Pero en la mochila del capitán sólo quedaba un miserable emparedado de salami con queso, así que lo partimos por la mitad con las manos sucias y nos lo comimos. A mí me supo a gloria bendita.

Mientras Farag y yo intentábamos engañar a nuestros estómagos con aquel magro alimento, el capitán deambulaba por la cripta como una fiera enjaulada. Se le veía concentrado, absorto, y repetía una y otra vez los tercetos de Dante que, obviamente, se había aprendido de memoria. Mi reloj marcaba las nueve y media de la mañana. Arriba, en alguna parte, la vida acababa de empezar. Las calles estarían llenas de coches y los niños entrando en los colegios. Bajo tierra, a bastante profundidad, tres almas agotadas intentaban escapar de una ratonera. El medio sándwich me había matado el hambre y, más relajada, me apoyé, sentada como estaba, contra la pared, contemplando los últimos rescoldos de la hoguera. En muy poco tiempo, se apagarían definitivamente. Sentí un profundo sopor que me obligó a cerrar los ojos.

– ¿Tienes sueño, Ottavia?

– Necesito dar una cabezada. ¿No te importa, Farag?
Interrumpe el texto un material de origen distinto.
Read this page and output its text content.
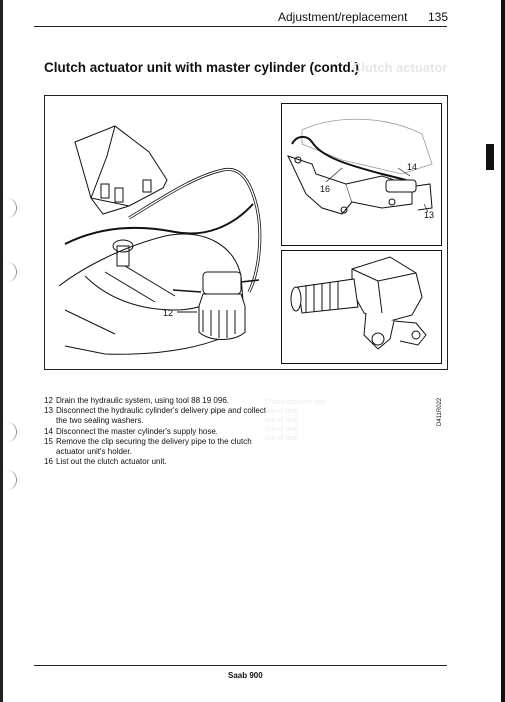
Adjustment/replacement 135
Clutch actuator unit with master cylinder (contd.)
Clutch actuator
12
16
14
13
D411R022

12 Drain the hydraulic system, using tool 88 19 096.

13 Disconnect the hydraulic cylinder's delivery pipe and collect the two sealing washers.

14 Disconnect the master cylinder's supply hose.

15 Remove the clip securing the delivery pipe to the clutch actuator unit's holder.

16 List out the clutch actuator unit.

Clutch actuator unit
line of text
line of text
line of text
line of text
Saab 900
– A mí, no. ¿Cómo me va a importar? Al contrario, creo que haces bien descansando un poco. Dentro de diez minutos te despertaré, ¿vale?
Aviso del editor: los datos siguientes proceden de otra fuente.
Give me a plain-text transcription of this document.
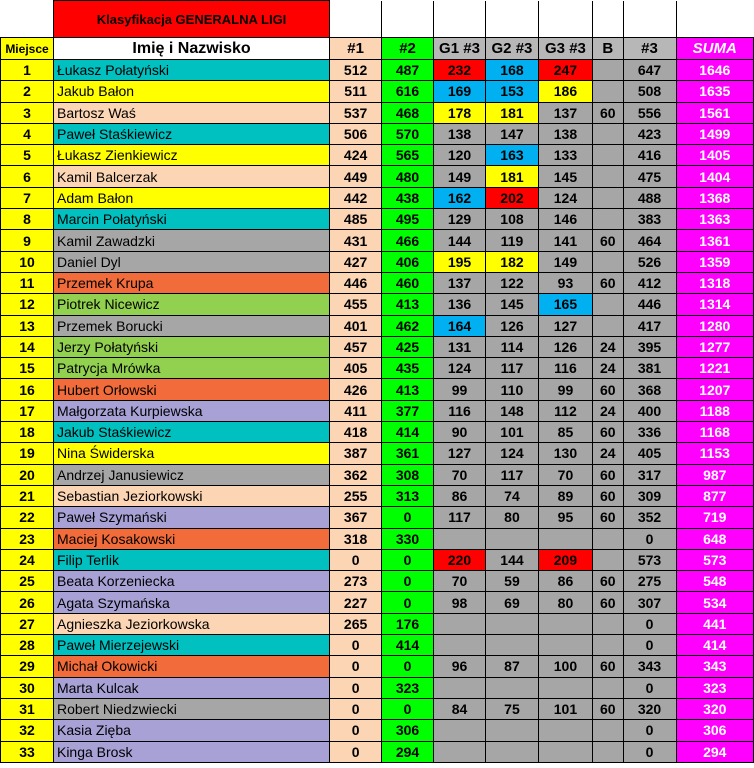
	Klasyfikacja GENERALNA LIGI								
Miejsce	Imię i Nazwisko	#1	#2	G1 #3	G2 #3	G3 #3	B	#3	SUMA
1	Łukasz Połatyński	512	487	232	168	247		647	1646
2	Jakub Bałon	511	616	169	153	186		508	1635
3	Bartosz Waś	537	468	178	181	137	60	556	1561
4	Paweł Staśkiewicz	506	570	138	147	138		423	1499
5	Łukasz Zienkiewicz	424	565	120	163	133		416	1405
6	Kamil Balcerzak	449	480	149	181	145		475	1404
7	Adam Bałon	442	438	162	202	124		488	1368
8	Marcin Połatyński	485	495	129	108	146		383	1363
9	Kamil Zawadzki	431	466	144	119	141	60	464	1361
10	Daniel Dyl	427	406	195	182	149		526	1359
11	Przemek Krupa	446	460	137	122	93	60	412	1318
12	Piotrek Nicewicz	455	413	136	145	165		446	1314
13	Przemek Borucki	401	462	164	126	127		417	1280
14	Jerzy Połatyński	457	425	131	114	126	24	395	1277
15	Patrycja Mrówka	405	435	124	117	116	24	381	1221
16	Hubert Orłowski	426	413	99	110	99	60	368	1207
17	Małgorzata Kurpiewska	411	377	116	148	112	24	400	1188
18	Jakub Staśkiewicz	418	414	90	101	85	60	336	1168
19	Nina Świderska	387	361	127	124	130	24	405	1153
20	Andrzej Janusiewicz	362	308	70	117	70	60	317	987
21	Sebastian Jeziorkowski	255	313	86	74	89	60	309	877
22	Paweł Szymański	367	0	117	80	95	60	352	719
23	Maciej Kosakowski	318	330					0	648
24	Filip Terlik	0	0	220	144	209		573	573
25	Beata Korzeniecka	273	0	70	59	86	60	275	548
26	Agata Szymańska	227	0	98	69	80	60	307	534
27	Agnieszka Jeziorkowska	265	176					0	441
28	Paweł Mierzejewski	0	414					0	414
29	Michał Okowicki	0	0	96	87	100	60	343	343
30	Marta Kulcak	0	323					0	323
31	Robert Niedzwiecki	0	0	84	75	101	60	320	320
32	Kasia Zięba	0	306					0	306
33	Kinga Brosk	0	294					0	294
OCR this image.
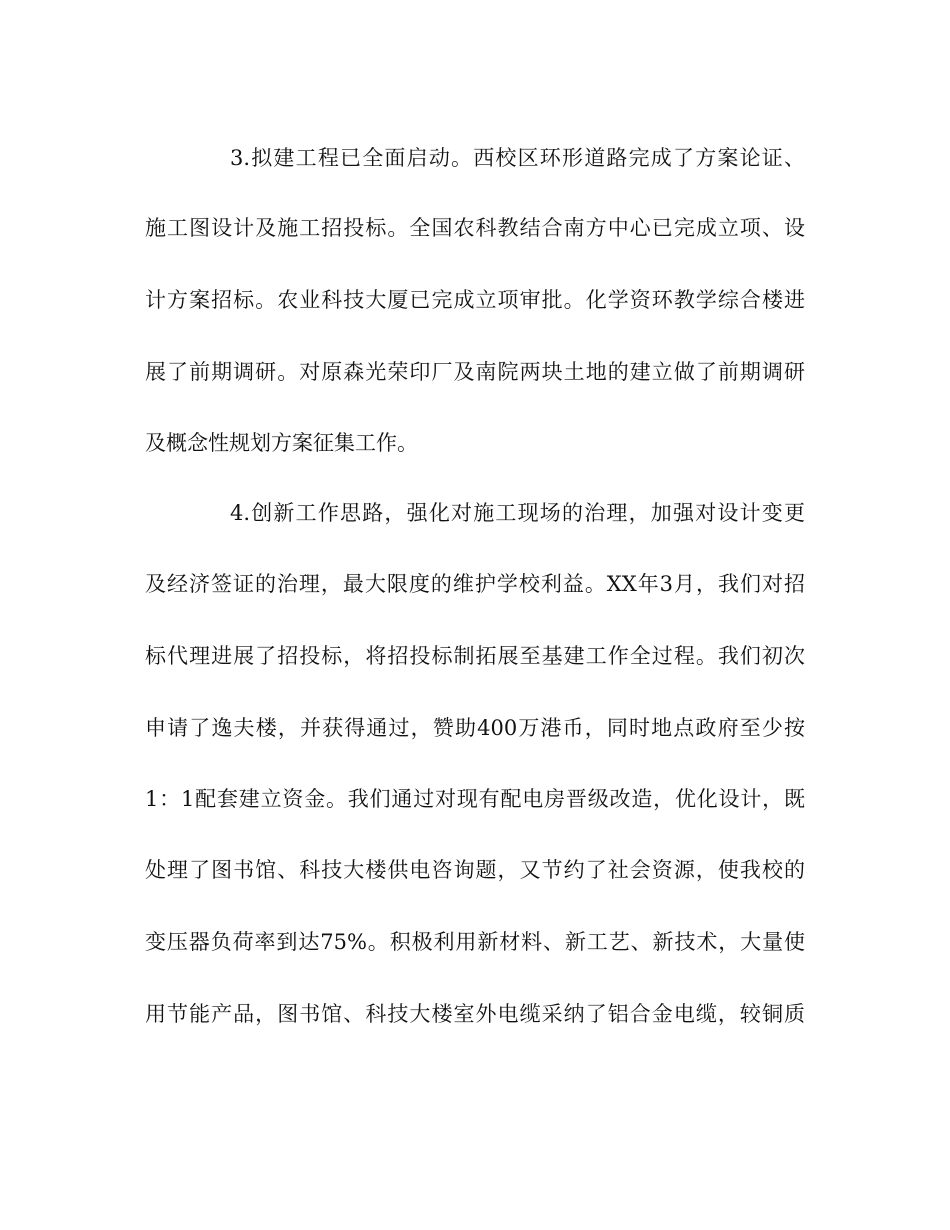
3.拟建工程已全面启动。西校区环形道路完成了方案论证、
施工图设计及施工招投标。全国农科教结合南方中心已完成立项、设
计方案招标。农业科技大厦已完成立项审批。化学资环教学综合楼进
展了前期调研。对原森光荣印厂及南院两块土地的建立做了前期调研
及概念性规划方案征集工作。
4.创新工作思路，强化对施工现场的治理，加强对设计变更
及经济签证的治理，最大限度的维护学校利益。XX年3月，我们对招
标代理进展了招投标，将招投标制拓展至基建工作全过程。我们初次
申请了逸夫楼，并获得通过，赞助400万港币，同时地点政府至少按
1：1配套建立资金。我们通过对现有配电房晋级改造，优化设计，既
处理了图书馆、科技大楼供电咨询题，又节约了社会资源，使我校的
变压器负荷率到达75%。积极利用新材料、新工艺、新技术，大量使
用节能产品，图书馆、科技大楼室外电缆采纳了铝合金电缆，较铜质
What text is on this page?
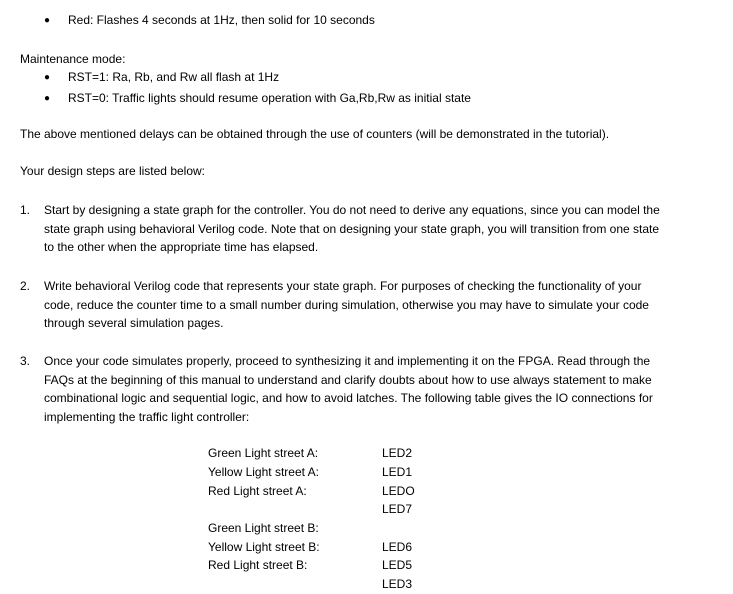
● Red: Flashes 4 seconds at 1Hz, then solid for 10 seconds
Maintenance mode:
● RST=1: Ra, Rb, and Rw all flash at 1Hz
● RST=0: Traffic lights should resume operation with Ga,Rb,Rw as initial state
The above mentioned delays can be obtained through the use of counters (will be demonstrated in the tutorial).
Your design steps are listed below:
1. Start by designing a state graph for the controller. You do not need to derive any equations, since you can model the
state graph using behavioral Verilog code. Note that on designing your state graph, you will transition from one state
to the other when the appropriate time has elapsed.
2. Write behavioral Verilog code that represents your state graph. For purposes of checking the functionality of your
code, reduce the counter time to a small number during simulation, otherwise you may have to simulate your code
through several simulation pages.
3. Once your code simulates properly, proceed to synthesizing it and implementing it on the FPGA. Read through the
FAQs at the beginning of this manual to understand and clarify doubts about how to use always statement to make
combinational logic and sequential logic, and how to avoid latches. The following table gives the IO connections for
implementing the traffic light controller:
Green Light street A:
Yellow Light street A:
Red Light street A:
LED2
LED1
LEDO
LED7
Green Light street B:
Yellow Light street B:
Red Light street B:
LED6
LED5
LED3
– Tu generosidad me abruma.

– Hay que salir de aquí, Ottavia, y te necesitamos para pensar.

– Diez minutos. Ni uno menos.

– Adelante. Duérmete.

A veces, diez minutos son toda una vida, porque descansé más durante ese tiempo de lo que había descansado en las cuatro horas que habíamos dormido aquella noche.

Revisamos todo de nuevo a lo largo de la mañana y aprovechamos para encender un par de antorchas de las que había en la caja colocada junto al derrumbamiento del fondo del canal. Estaba claro que los staurofílakes tenían meticulosamente programado todo el proceso y sabían con exactitud cuánto podía durar aquella prueba.

Finalmente, desesperados y cabizbajos, regresamos a la iglesia.